Why did Brazel tell neighbors, friends and family about this odd debris - because he recognized it as not being normal, apparently.
A central feature is why Major Marcel thought the debris was 'not of this world', to an extent that he stopped off at home first, to show his family.
What made him think so?
it's something which has always puzzled myself and recent discussions have been helpful in recreating a perspective of that time.
Are we mistakenly contemplating a scenario, where he believed the debris came from an enormous, circular, metallic spacecraft, when that's not what he had in mind at all?
It was only some 15 days after 'flying saucers' became a headline story. The newspaper front pages were reporting latest sightings of 'flying discs', which were of all manner of things and every size, even only a few feet in diameter.
Those 'I-beams' with 'non-earthly' writing seem to have been pivotal in Marcel's conclusion.
The idea why it could be part of a spaceship, might also have been influenced by debris apparently strewn over a large area - a significantly more sizable 'project mogul' balloon was involved, not a weather balloon.
Critically, nobody knew what these new 'flying discs' were and whilst Marcel's deliberation may appear incongruous now, it would not have been unreasonable?
Ultimately, it was Marcel's judgement call, however, we have to keep in mind he was not alone in making that determination.
Why did Haut, seemingly of a seperate volition, send a news release, announcing that the base had recovered a 'flying disc', albeit there being no attribution to it being of non-earthly origin.

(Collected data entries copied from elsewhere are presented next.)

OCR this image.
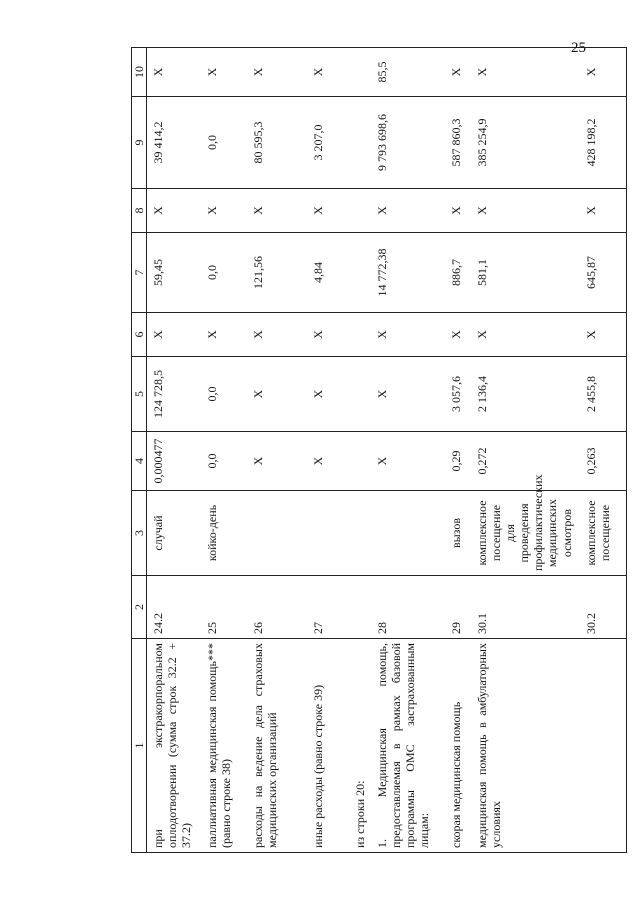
25
1	2	3	4	5	6	7	8	9	10
при экстракорпоральном оплодотворении (сумма строк 32.2 + 37.2)	24.2	случай	0,000477	124 728,5	X	59,45	X	39 414,2	X
паллиативная медицинская помощь*** (равно строке 38)	25	койко-день	0,0	0,0	X	0,0	X	0,0	X
расходы на ведение дела страховых медицинских организаций	26		X	X	X	121,56	X	80 595,3	X
иные расходы (равно строке 39)	27		X	X	X	4,84	X	3 207,0	X
из строки 20:									
1. Медицинская помощь, предоставляемая в рамках базовой программы ОМС застрахованным лицам:	28		X	X	X	14 772,38	X	9 793 698,6	85,5
скорая медицинская помощь	29	вызов	0,29	3 057,6	X	886,7	X	587 860,3	X
медицинская помощь в амбулаторных условиях	30.1	комплексное посещение для проведения профилактических медицинских осмотров	0,272	2 136,4	X	581,1	X	385 254,9	X
	30.2	комплексное посещение	0,263	2 455,8	X	645,87	X	428 198,2	X
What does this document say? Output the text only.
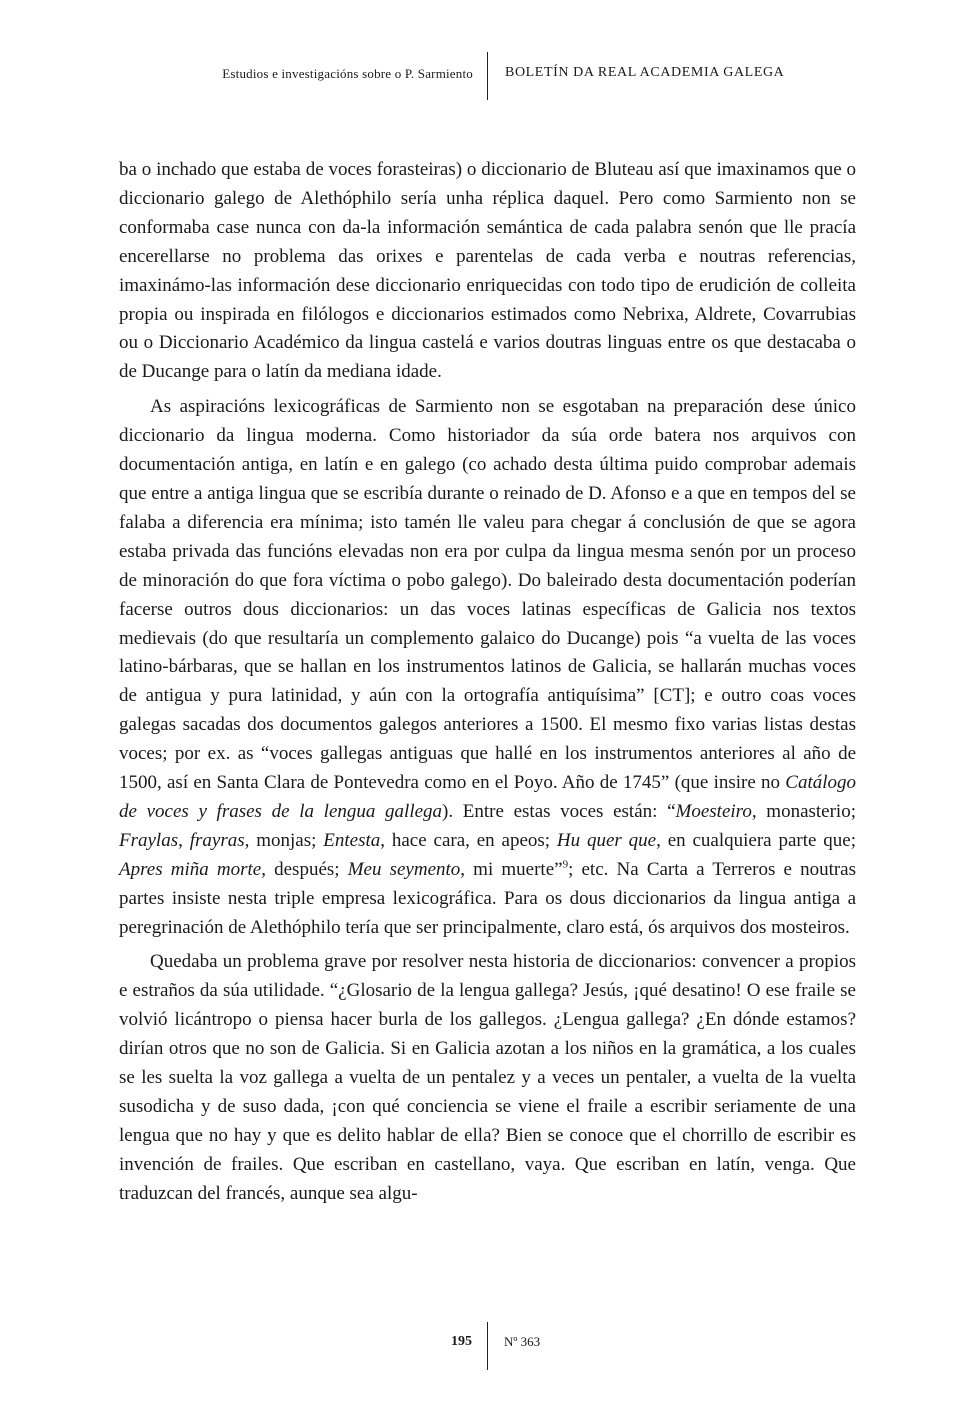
Estudios e investigacións sobre o P. Sarmiento BOLETÍN DA REAL ACADEMIA GALEGA

ba o inchado que estaba de voces forasteiras) o diccionario de Bluteau así que imaxinamos que o diccionario galego de Alethóphilo sería unha réplica daquel. Pero como Sarmiento non se conformaba case nunca con da-la información semántica de cada palabra senón que lle pracía encerellarse no problema das orixes e parentelas de cada verba e noutras referencias, imaxinámo-las información dese diccionario enriquecidas con todo tipo de erudición de colleita propia ou inspirada en filólogos e diccionarios estimados como Nebrixa, Aldrete, Covarrubias ou o Diccionario Académico da lingua castelá e varios doutras linguas entre os que destacaba o de Ducange para o latín da mediana idade.

As aspiracións lexicográficas de Sarmiento non se esgotaban na preparación dese único diccionario da lingua moderna. Como historiador da súa orde batera nos arquivos con documentación antiga, en latín e en galego (co achado desta última puido comprobar ademais que entre a antiga lingua que se escribía durante o reinado de D. Afonso e a que en tempos del se falaba a diferencia era mínima; isto tamén lle valeu para chegar á conclusión de que se agora estaba privada das funcións elevadas non era por culpa da lingua mesma senón por un proceso de minoración do que fora víctima o pobo galego). Do baleirado desta documentación poderían facerse outros dous diccionarios: un das voces latinas específicas de Galicia nos textos medievais (do que resultaría un complemento galaico do Ducange) pois “a vuelta de las voces latino-bárbaras, que se hallan en los instrumentos latinos de Galicia, se hallarán muchas voces de antigua y pura latinidad, y aún con la ortografía antiquísima” [CT]; e outro coas voces galegas sacadas dos documentos galegos anteriores a 1500. El mesmo fixo varias listas destas voces; por ex. as “voces gallegas antiguas que hallé en los instrumentos anteriores al año de 1500, así en Santa Clara de Pontevedra como en el Poyo. Año de 1745” (que insire no Catálogo de voces y frases de la lengua gallega). Entre estas voces están: “Moesteiro, monasterio; Fraylas, frayras, monjas; Entesta, hace cara, en apeos; Hu quer que, en cualquiera parte que; Apres miña morte, después; Meu seymento, mi muerte”$^9$; etc. Na Carta a Terreros e noutras partes insiste nesta triple empresa lexicográfica. Para os dous diccionarios da lingua antiga a peregrinación de Alethóphilo tería que ser principalmente, claro está, ós arquivos dos mosteiros.

Quedaba un problema grave por resolver nesta historia de diccionarios: convencer a propios e estraños da súa utilidade. “¿Glosario de la lengua gallega? Jesús, ¡qué desatino! O ese fraile se volvió licántropo o piensa hacer burla de los gallegos. ¿Lengua gallega? ¿En dónde estamos? dirían otros que no son de Galicia. Si en Galicia azotan a los niños en la gramática, a los cuales se les suelta la voz gallega a vuelta de un pentalez y a veces un pentaler, a vuelta de la vuelta susodicha y de suso dada, ¡con qué conciencia se viene el fraile a escribir seriamente de una lengua que no hay y que es delito hablar de ella? Bien se conoce que el chorrillo de escribir es invención de frailes. Que escriban en castellano, vaya. Que escriban en latín, venga. Que traduzcan del francés, aunque sea algu-

195 Nº 363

Profoundly important, of course, is that both Haut and Marcel are basing the assessment on our debris which Brazel discovered - the foil, broken sticks and rubber.
Nothing else.
We have established that its the exact same jumble of pieces Marcel is photograph with - he never claimed otherwise.
It's not from a 'flying disc'... except that it was... so far as Marcel believed.
Marcel was convinced to such an extent, he delayed experienced examination of what might have been evidence of an ongoing threat to the U.S., by stopping of at home first to unload some of the material for his family to see.
Presumably he didn't report this and covered-up that fact.
There's no debate Marcel could have jeopordised national security by doing so. As previously noted, his son, in later years, recalls that there was so much of the debris in their kitchen, perhaps some small pieces were left behind when it was reloaded back onto the vehicle
What if a critical, tiny component, was left unnoticed, at the house.
What about the danger of exposure to an alien virus? Maybe that's what the object was carrying and intentionally bringing to earth as a weapon.
Aside from which, Marcel was in no position to personally rule out the more likely prospect of a secret Soviet weapon, the 'hieroglyphics' being Russian cyrillic characters, he was unfamiliar with.
It is all set against that background, where in the days beforehand, even the New Mexico newspapers were carrying daily front page stories about those 'flying discs' and particularly, how the Army Air Forces (AAF), did not know whate they were, or where they came from.
We can only wonder how much of an influence that might have been.
Whilst Marcel was perhaps, singularly 'overenthusiadtic', how many of us, under those overall circumstances, might have come to that same conclusion.
The story 'grew wings' again, back in the 1980s and remains popularised, because it's almost certainly not generally realised that the AAF did not cover-up the find of a large, metallic, circular, archetypal 'flying saucer'.
All that occurred was that they changed their story from Brazel finding a 'flying disc', to it being a 'weather balloon'.
They didn't change the debris though.
Marcel is photographed holding the same 'flying disc' as the one Brazel came across in the first instance.
Brazel, in his press interviews, expressed he would never report a similar find, simply due to the unanticipated, extraordinary furore it had caused.
Brazel is quoted as remarking, "Lord, how that story had traveled".
Considering this was reportedly on 9, July, 1947, perhaps there is a tangible irony.